In April 1911, Cheape arrived in the United States to compete for the United Kingdom of Great Britain and Ireland in the International Polo Cup. At a practice match in May, the Britons lost to the Americans—1 1/4 to 11 1/4—so John Hardress-Lloyd moved Cheape to a forward position. The first match of the cup went to the home team (4 1/2 to Britain's 3); Cheape was contemporaneously described as "the worst mounted man on the field". Though George V's team would also lose the second match (and the cup), the contest was called "the finest game of polo ever seen […] Every man on the field played up to the top of his form, not a weak link on either side."

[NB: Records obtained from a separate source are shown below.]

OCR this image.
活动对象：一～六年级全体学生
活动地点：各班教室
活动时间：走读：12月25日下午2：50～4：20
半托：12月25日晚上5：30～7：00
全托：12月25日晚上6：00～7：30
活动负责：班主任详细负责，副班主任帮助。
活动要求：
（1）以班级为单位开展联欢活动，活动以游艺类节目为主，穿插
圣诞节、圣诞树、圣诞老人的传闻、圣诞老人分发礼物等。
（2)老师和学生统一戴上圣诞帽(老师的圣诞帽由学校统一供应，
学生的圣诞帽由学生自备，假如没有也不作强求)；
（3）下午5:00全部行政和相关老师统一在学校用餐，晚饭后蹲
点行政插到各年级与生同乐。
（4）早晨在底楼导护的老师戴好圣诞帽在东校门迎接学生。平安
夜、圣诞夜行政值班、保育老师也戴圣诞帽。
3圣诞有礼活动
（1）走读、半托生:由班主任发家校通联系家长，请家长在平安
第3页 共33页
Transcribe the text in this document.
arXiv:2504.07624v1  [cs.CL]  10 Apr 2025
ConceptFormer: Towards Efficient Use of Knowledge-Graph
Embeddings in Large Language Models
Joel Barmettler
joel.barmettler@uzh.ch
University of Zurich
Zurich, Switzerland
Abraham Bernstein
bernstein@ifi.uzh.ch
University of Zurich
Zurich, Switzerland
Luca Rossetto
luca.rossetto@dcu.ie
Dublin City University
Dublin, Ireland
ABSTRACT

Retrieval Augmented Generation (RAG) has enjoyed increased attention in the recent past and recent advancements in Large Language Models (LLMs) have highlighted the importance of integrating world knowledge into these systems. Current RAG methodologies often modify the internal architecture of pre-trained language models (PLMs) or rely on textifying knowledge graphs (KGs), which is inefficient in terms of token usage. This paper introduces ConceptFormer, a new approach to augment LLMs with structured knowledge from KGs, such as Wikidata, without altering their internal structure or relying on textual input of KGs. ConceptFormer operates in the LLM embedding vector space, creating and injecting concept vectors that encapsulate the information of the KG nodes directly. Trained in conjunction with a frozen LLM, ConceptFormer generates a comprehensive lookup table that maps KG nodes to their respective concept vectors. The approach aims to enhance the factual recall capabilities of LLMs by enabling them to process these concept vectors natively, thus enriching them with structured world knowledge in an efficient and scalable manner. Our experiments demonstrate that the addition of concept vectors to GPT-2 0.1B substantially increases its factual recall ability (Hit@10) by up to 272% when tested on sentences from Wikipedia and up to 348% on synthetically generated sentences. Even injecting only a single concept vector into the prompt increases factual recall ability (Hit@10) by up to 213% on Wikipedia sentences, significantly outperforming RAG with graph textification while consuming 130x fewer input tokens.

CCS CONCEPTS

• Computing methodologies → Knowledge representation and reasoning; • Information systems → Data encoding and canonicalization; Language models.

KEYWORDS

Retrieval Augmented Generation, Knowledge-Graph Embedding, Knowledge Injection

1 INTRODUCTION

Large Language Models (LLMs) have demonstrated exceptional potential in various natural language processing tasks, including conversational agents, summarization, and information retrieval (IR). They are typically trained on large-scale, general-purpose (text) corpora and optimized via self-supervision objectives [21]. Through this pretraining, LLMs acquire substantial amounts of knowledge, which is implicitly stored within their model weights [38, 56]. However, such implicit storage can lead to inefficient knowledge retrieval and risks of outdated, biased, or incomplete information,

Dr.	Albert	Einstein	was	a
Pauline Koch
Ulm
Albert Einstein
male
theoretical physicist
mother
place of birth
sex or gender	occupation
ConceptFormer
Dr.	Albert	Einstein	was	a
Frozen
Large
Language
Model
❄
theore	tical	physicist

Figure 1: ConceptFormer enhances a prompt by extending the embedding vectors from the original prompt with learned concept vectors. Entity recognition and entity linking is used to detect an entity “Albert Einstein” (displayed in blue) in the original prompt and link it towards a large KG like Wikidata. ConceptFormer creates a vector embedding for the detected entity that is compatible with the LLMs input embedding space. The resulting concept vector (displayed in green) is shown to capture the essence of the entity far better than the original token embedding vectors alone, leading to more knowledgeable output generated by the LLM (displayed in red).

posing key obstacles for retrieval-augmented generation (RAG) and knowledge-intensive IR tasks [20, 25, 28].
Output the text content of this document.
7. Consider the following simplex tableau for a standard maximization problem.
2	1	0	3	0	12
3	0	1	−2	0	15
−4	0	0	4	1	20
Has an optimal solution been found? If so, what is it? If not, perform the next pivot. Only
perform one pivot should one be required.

When Cheape returned to the States in 1913 to play in that year's International Polo Cup, he was "at the top of his form" in practices at the Piping Rock Club. Nevertheless, Britain's team lost their first match (with 3 to 5 1/2 goals), as well as their second (with 4 1/4 to 4 1/2). After being chosen by Ivor Guest, 1st Viscount Wimborne in May 1914 to play in that year's cup at Meadowbrook, Cheape scored three of Britain's 8 1/2 winning goals (to the US' three), though not without receiving a black eye and a broken nose in the process. The second match was postponed by the Americans for three days to allow Cheape to recover from his injuries; when they finally took to the field, the match went to the UK team (4 to 2 3/4), and the Westchester Cup returned with Cheape and his team to Great Britain.

One hundred years after his first swing at the International Cup, Cheape was still remembered as "one of the greatest [British polo players] ever".